On a road trip to do research for an article on Roswell, New Mexico, Taylor-Rosner decided to stop by and visit the café, to see what the hype was all about for herself. She was captivated by what she encountered. “I was not expecting [to discover] so many French people. The whole place is decorated with all these French souvenirs, police badges from everywhere in France, and different regional flags. You wouldn’t expect that in the middle of California. I talked to a lot of French people there. There were people with their kids, and a lot of young people who were my age in the 1980s, and remembered the movie. They all love that when they go there, they know that they will meet French people in the middle of nowhere. It’s kind of like the movie; they are reproducing their own whimsical universe. It’s become a pilgrimage.”
“Visitors leave notes, pictures, everything,” Andrea stated of the souvenirs left behind by her many foreign visitors. “We have flags hanging from the ceiling. We were so full that we had to put some of them on the walls. We’re totally covered in memorabilia. They always leave stuff. I have one man that sent me this handmade little thing and on one side was the Statue of Liberty and on the other side a monument from France. I almost cried when I saw it. I couldn’t believe somebody did that. I have it up on the wall.”
“I heard about it when I got involved in Route 66. I definitely wanted to check it out,” stated Delvin Roy Harbour, vice president of the California Route 66 Association. “At one point there was a hotel there, when the film was made in 1987. The buildings have since been torn down but the foundations are still there. The sign is still there near the Bagdad Cafe.” The Henning Motel’s original sign continues to attract sign enthusiasts.
“We stopped at the Bagdad Cafe one evening, and sure enough, there was a tour bus there with a bunch of French people. They just loved it. There’s an interesting mystique of it. It’s amazing how, from that movie, the Bagdad Cafe, it’s a highlight for a lot of people, especially French people, to stop there and check it out, to see where the movie was made,” continued Harbour.
Pruett currently lives on a 40-acre property, only a mile and a half from the café, that has been blessed with lots of trees and has added raising ostriches to her resumé. She has no plans to leave Newberry Springs in the immediate future. “[Living in the desert] grows on you ... It was the last place I was with my son and the last place I was with my husband. I just feel better here,” said Pruett. The café and the desert community is a constant reminder of her late family. “It makes me feel good in my heart that my husband and son evidently made the right decision. People come and they are happy, and I see their face and how they come running to me, ‘Andrea, Andrea, how are you doing?’ They come up to me and hug me.”

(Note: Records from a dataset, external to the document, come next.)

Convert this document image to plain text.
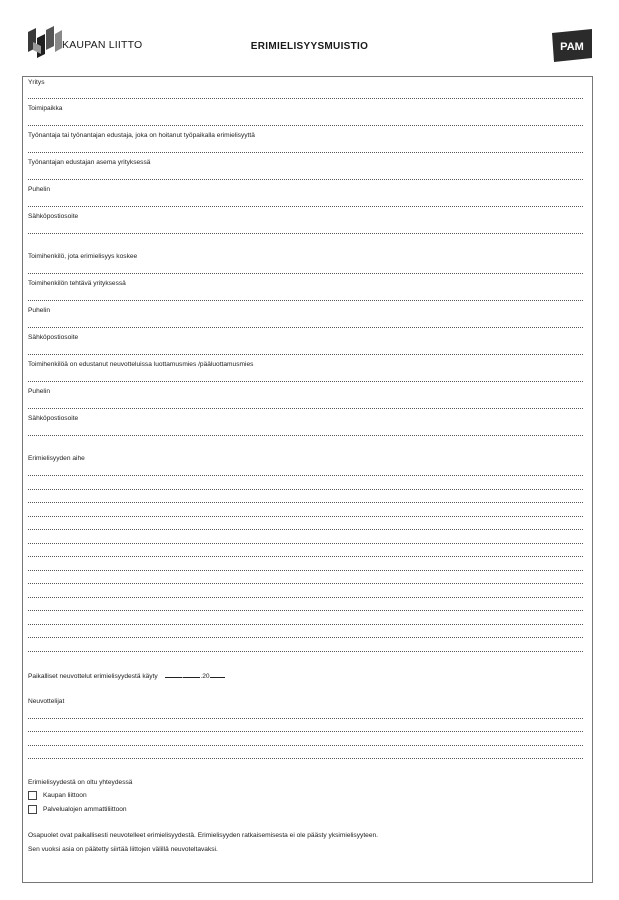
KAUPAN LIITTO	ERIMIELISYYSMUISTIO	PAM
Yritys
Toimipaikka
Työnantaja tai työnantajan edustaja, joka on hoitanut työpaikalla erimielisyyttä
Työnantajan edustajan asema yrityksessä
Puhelin
Sähköpostiosoite
Toimihenkilö, jota erimielisyys koskee
Toimihenkilön tehtävä yrityksessä
Puhelin
Sähköpostiosoite
Toimihenkilöä on edustanut neuvotteluissa luottamusmies /pääluottamusmies
Puhelin
Sähköpostiosoite
Erimielisyyden aihe
Paikalliset neuvottelut erimielisyydestä käyty	.	.20
Neuvottelijat
Erimielisyydestä on oltu yhteydessä
Kaupan liittoon
Palvelualojen ammattiliittoon
Osapuolet ovat paikallisesti neuvotelleet erimielisyydestä. Erimielisyyden ratkaisemisesta ei ole päästy yksimielisyyteen.
Sen vuoksi asia on päätetty siirtää liittojen välillä neuvoteltavaksi.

These same visitors comforted Andrea after her losses and got her through the rough times. In turn, Pruett has returned the favor to tourists and Route 66 enthusiasts by welcoming them into her establishment with open arms and good old-fashioned southern hospitality. Petite in build, blond-haired with a soft-spoken voice that is laced with traces of a southern drawl, Andrea’s story has become rooted in the colorful history of the building. Her resilience and fortitude to live out hers and her late husband’s dream can only be matched by the fierceness of the desert that she calls home. People come to see her, as much as they come to see the eatery.

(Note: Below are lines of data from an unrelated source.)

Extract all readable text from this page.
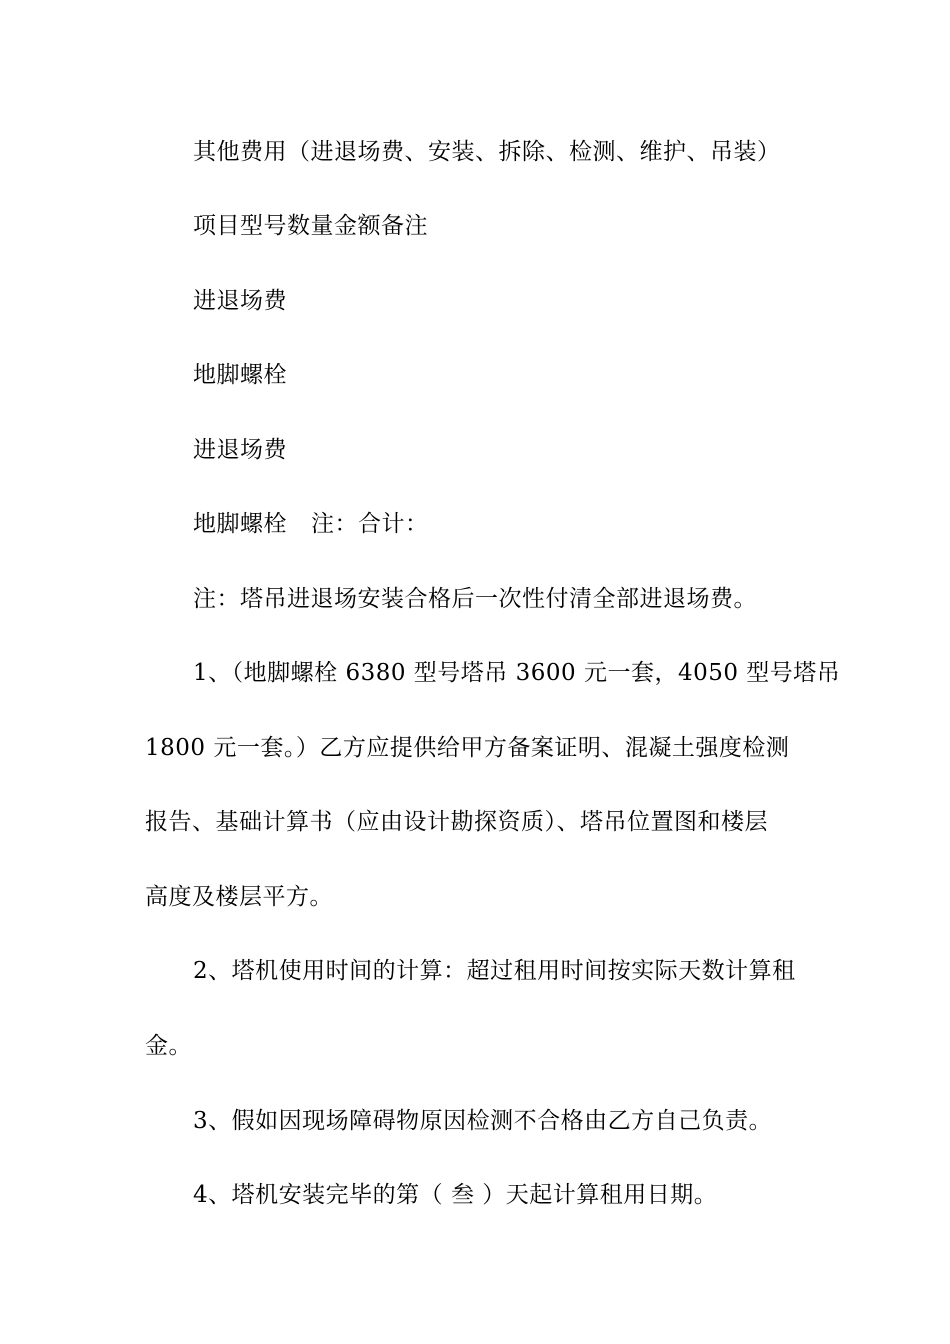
其他费用（进退场费、安装、拆除、检测、维护、吊装）
项目型号数量金额备注
进退场费
地脚螺栓
进退场费
地脚螺栓 注：合计：
注：塔吊进退场安装合格后一次性付清全部进退场费。
1、（地脚螺栓 6380 型号塔吊 3600 元一套，4050 型号塔吊
1800 元一套。）乙方应提供给甲方备案证明、混凝土强度检测
报告、基础计算书（应由设计勘探资质）、塔吊位置图和楼层
高度及楼层平方。
2、塔机使用时间的计算：超过租用时间按实际天数计算租
金。
3、假如因现场障碍物原因检测不合格由乙方自己负责。
4、塔机安装完毕的第（ 叁 ）天起计算租用日期。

In 2008, her dreams to write were realized when she wrote and produced a screenplay titled, “The Real Bagdad Cafe.” Pruett plans to continue to operate the café for as long as she can to honor the memory of her late son and husband. “I just like to keep my memories around me.” The café and its visitors are therapeutic to her, just as Route 66 and the Mojave Desert is to its innumerable road travelers.